Nusakata.com – Ketika angin sore berembus pelan di sepanjang perjalanan pulang ke kampung halaman, Desa Sebeok, Orong Telu Kabupaten Sumbawa.
Saya tak bisa mengalihkan pandangan dari hamparan lahan gundul yang terbentang.
“Dulu, kawasan ini hijau dan rimbun, tempat burung-burung berkicau dan hewan-hewan liar mencari makan. Namun, kini yang tersisa hanyalah tanah tandus, yang dijadikan lahan pertanian warga. Di sini, di Kabupaten Sumbawa, kerusakan hutan dan lingkungan menjadi kenyataan pahit yang harus kita hadapi.” Ucap pemuda sumbawa
Hutan menutupi sepertiga dari massa daratan Bumi, melakukan fungsi vital di seluruh dunia. Sekitar 1,6 miliar orang – termasuk lebih dari 2.000 budaya asli – bergantung pada hutan untuk mata pencaharian mereka, obat-obatan, bahan bakar, makanan, dan tempat tinggal.
Hutan adalah ekosistem yang paling beragam secara biologis di darat, rumah bagi lebih dari 80% spesies hewan, tumbuhan, dan serangga darat. Jika terus saja ditebang apakah yang terjadi pada bumi tercinta ini.
Berdasarkan data dari Badan Pusat Statistik (BPS) Kabupaten Sumbawa, dalam sepuluh tahun terakhir, laju deforestasi di wilayah ini mencapai 2.000 hektar per tahun. Angka ini mengkhawatirkan, mengingat sebagian besar penduduk Sumbawa masih bergantung pada hasil hutan untuk memenuhi kebutuhan sehari-hari.
Selain itu, laporan dari Dinas Lingkungan Hidup dan Kehutanan (DLHK) Provinsi Nusa Tenggara Barat mencatat bahwa kerusakan hutan di Sumbawa telah menyebabkan penurunan kualitas air di beberapa sungai utama, yang berdampak langsung pada pertanian dan perikanan lokal.
Menjelang pemilihan kepala daerah yang akan digelar November mendatang, isu kerusakan lingkungan ini harus menjadi perhatian utama. Para calon kepala daerah harus berani mengusung agenda pelestarian lingkungan yang nyata dan terukur.

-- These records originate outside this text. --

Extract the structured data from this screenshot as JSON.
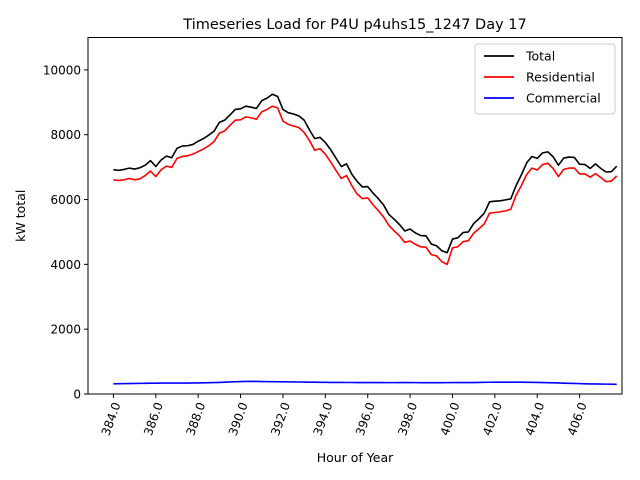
{
  "chart_data": {
    "type": "line",
    "title": "Timeseries Load for P4U p4uhs15_1247  Day 17",
    "xlabel": "Hour of Year",
    "ylabel": "kW total",
    "xlim": [
      382.8,
      408.0
    ],
    "ylim": [
      0,
      11000
    ],
    "x_ticks": [
      384,
      386,
      388,
      390,
      392,
      394,
      396,
      398,
      400,
      402,
      404,
      406
    ],
    "x_tick_labels": [
      "384.0",
      "386.0",
      "388.0",
      "390.0",
      "392.0",
      "394.0",
      "396.0",
      "398.0",
      "400.0",
      "402.0",
      "404.0",
      "406.0"
    ],
    "y_ticks": [
      0,
      2000,
      4000,
      6000,
      8000,
      10000
    ],
    "y_tick_labels": [
      "0",
      "2000",
      "4000",
      "6000",
      "8000",
      "10000"
    ],
    "grid": false,
    "legend_position": "top-right",
    "x": [
      384.0,
      384.25,
      384.5,
      384.75,
      385.0,
      385.25,
      385.5,
      385.75,
      386.0,
      386.25,
      386.5,
      386.75,
      387.0,
      387.25,
      387.5,
      387.75,
      388.0,
      388.25,
      388.5,
      388.75,
      389.0,
      389.25,
      389.5,
      389.75,
      390.0,
      390.25,
      390.5,
      390.75,
      391.0,
      391.25,
      391.5,
      391.75,
      392.0,
      392.25,
      392.5,
      392.75,
      393.0,
      393.25,
      393.5,
      393.75,
      394.0,
      394.25,
      394.5,
      394.75,
      395.0,
      395.25,
      395.5,
      395.75,
      396.0,
      396.25,
      396.5,
      396.75,
      397.0,
      397.25,
      397.5,
      397.75,
      398.0,
      398.25,
      398.5,
      398.75,
      399.0,
      399.25,
      399.5,
      399.75,
      400.0,
      400.25,
      400.5,
      400.75,
      401.0,
      401.25,
      401.5,
      401.75,
      402.0,
      402.25,
      402.5,
      402.75,
      403.0,
      403.25,
      403.5,
      403.75,
      404.0,
      404.25,
      404.5,
      404.75,
      405.0,
      405.25,
      405.5,
      405.75,
      406.0,
      406.25,
      406.5,
      406.75,
      407.0,
      407.25,
      407.5,
      407.75
    ],
    "series": [
      {
        "name": "Total",
        "color": "#000000",
        "values": [
          6920,
          6900,
          6930,
          6970,
          6940,
          6980,
          7060,
          7200,
          7020,
          7220,
          7340,
          7290,
          7580,
          7650,
          7660,
          7700,
          7800,
          7880,
          7990,
          8110,
          8380,
          8450,
          8610,
          8780,
          8800,
          8880,
          8850,
          8810,
          9050,
          9130,
          9250,
          9180,
          8780,
          8680,
          8640,
          8580,
          8450,
          8150,
          7880,
          7920,
          7760,
          7540,
          7280,
          7020,
          7100,
          6780,
          6560,
          6390,
          6400,
          6200,
          6030,
          5830,
          5540,
          5390,
          5230,
          5030,
          5090,
          4970,
          4890,
          4880,
          4630,
          4570,
          4420,
          4360,
          4780,
          4820,
          4980,
          5000,
          5260,
          5410,
          5580,
          5930,
          5950,
          5960,
          5990,
          6020,
          6430,
          6760,
          7130,
          7330,
          7270,
          7440,
          7470,
          7320,
          7060,
          7280,
          7310,
          7300,
          7090,
          7080,
          6960,
          7100,
          6960,
          6850,
          6860,
          7030
        ]
      },
      {
        "name": "Residential",
        "color": "#ff0000",
        "values": [
          6610,
          6590,
          6610,
          6650,
          6610,
          6640,
          6740,
          6880,
          6710,
          6920,
          7030,
          6990,
          7270,
          7330,
          7350,
          7400,
          7480,
          7560,
          7660,
          7790,
          8050,
          8120,
          8290,
          8450,
          8460,
          8550,
          8520,
          8480,
          8710,
          8780,
          8880,
          8830,
          8420,
          8320,
          8270,
          8220,
          8070,
          7820,
          7520,
          7570,
          7400,
          7160,
          6900,
          6650,
          6740,
          6430,
          6170,
          6030,
          6050,
          5840,
          5660,
          5460,
          5200,
          5030,
          4880,
          4680,
          4720,
          4620,
          4540,
          4530,
          4300,
          4260,
          4080,
          4000,
          4510,
          4540,
          4700,
          4730,
          4960,
          5100,
          5250,
          5580,
          5600,
          5620,
          5650,
          5700,
          6130,
          6430,
          6770,
          6970,
          6910,
          7080,
          7120,
          6960,
          6710,
          6930,
          6970,
          6970,
          6790,
          6790,
          6690,
          6800,
          6680,
          6550,
          6570,
          6730
        ]
      },
      {
        "name": "Commercial",
        "color": "#0000ff",
        "values": [
          315,
          318,
          320,
          322,
          325,
          328,
          330,
          333,
          335,
          337,
          338,
          338,
          338,
          338,
          338,
          340,
          342,
          345,
          348,
          352,
          358,
          365,
          372,
          378,
          385,
          388,
          390,
          388,
          385,
          382,
          380,
          378,
          376,
          374,
          372,
          370,
          368,
          366,
          364,
          362,
          360,
          358,
          357,
          356,
          355,
          355,
          354,
          354,
          353,
          352,
          352,
          351,
          351,
          351,
          352,
          352,
          352,
          351,
          350,
          350,
          350,
          350,
          350,
          351,
          352,
          352,
          353,
          353,
          354,
          356,
          360,
          363,
          365,
          366,
          366,
          366,
          365,
          364,
          362,
          360,
          356,
          352,
          348,
          344,
          340,
          335,
          330,
          325,
          320,
          315,
          312,
          310,
          308,
          305,
          302,
          300
        ]
      }
    ]
  }
}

“Kita tidak bisa lagi terjebak dalam janji-janji kosong yang hanya menjadi angin lalu saat suara telah terkumpul. Sumbawa membutuhkan pemimpin yang memiliki komitmen kuat untuk menyelamatkan hutan dan menjaga kelestarian alam kita.” Paparnya
Saya ingat, beberapa tahun yang lalu, ada program reboisasi yang digembar-gemborkan pemerintah daerah. Namun, laporan audit dari Badan Pemeriksa Keuangan (BPK) pada 2022 menunjukkan bahwa hanya 30% dari total area yang direncanakan berhasil ditanami kembali. Sisanya masih berupa lahan kosong tanpa tindak lanjut yang jelas. Padahal, hutan adalah paru-paru kita, sumber kehidupan yang harus kita jaga bersama.
Jika dibiarkan terus-menerus, bukan hanya keanekaragaman hayati yang akan hilang, tetapi juga mata pencaharian masyarakat yang bergantung pada alam.
Sebagai warga yang mencintai Sumbawa, saya berharap para calon kepala daerah kali ini benar-benar serius memperhatikan isu ini. Tidak hanya untuk meraih simpati, tetapi karena ini adalah kebutuhan mendesak.
Mereka harus memiliki rencana konkret untuk penghijauan kembali hutan, penegakan hukum terhadap perusak lingkungan, serta edukasi kepada masyarakat tentang pentingnya menjaga alam.
Data dari World Wildlife Fund (WWF) menyatakan bahwa upaya konservasi yang melibatkan masyarakat lokal secara aktif memiliki tingkat keberhasilan hingga 70% lebih tinggi dibandingkan program yang hanya bersifat top-down.
Pemilihan kepala daerah November mendatang bukan hanya soal memilih pemimpin, tetapi juga memilih masa depan Sumbawa.
“Saya berharap kita semua, sebagai warga yang peduli, bisa memilih dengan bijak dan mendukung calon yang benar-benar berkomitmen terhadap pelestarian lingkungan.” Tuturnya
Dirinya berharap Hanya dengan begitu, kita bisa melihat hutan kita hijau kembali dan memastikan bahwa anak cucu kita masih bisa menikmati keindahan alam Sumbawa yang sesungguhnya.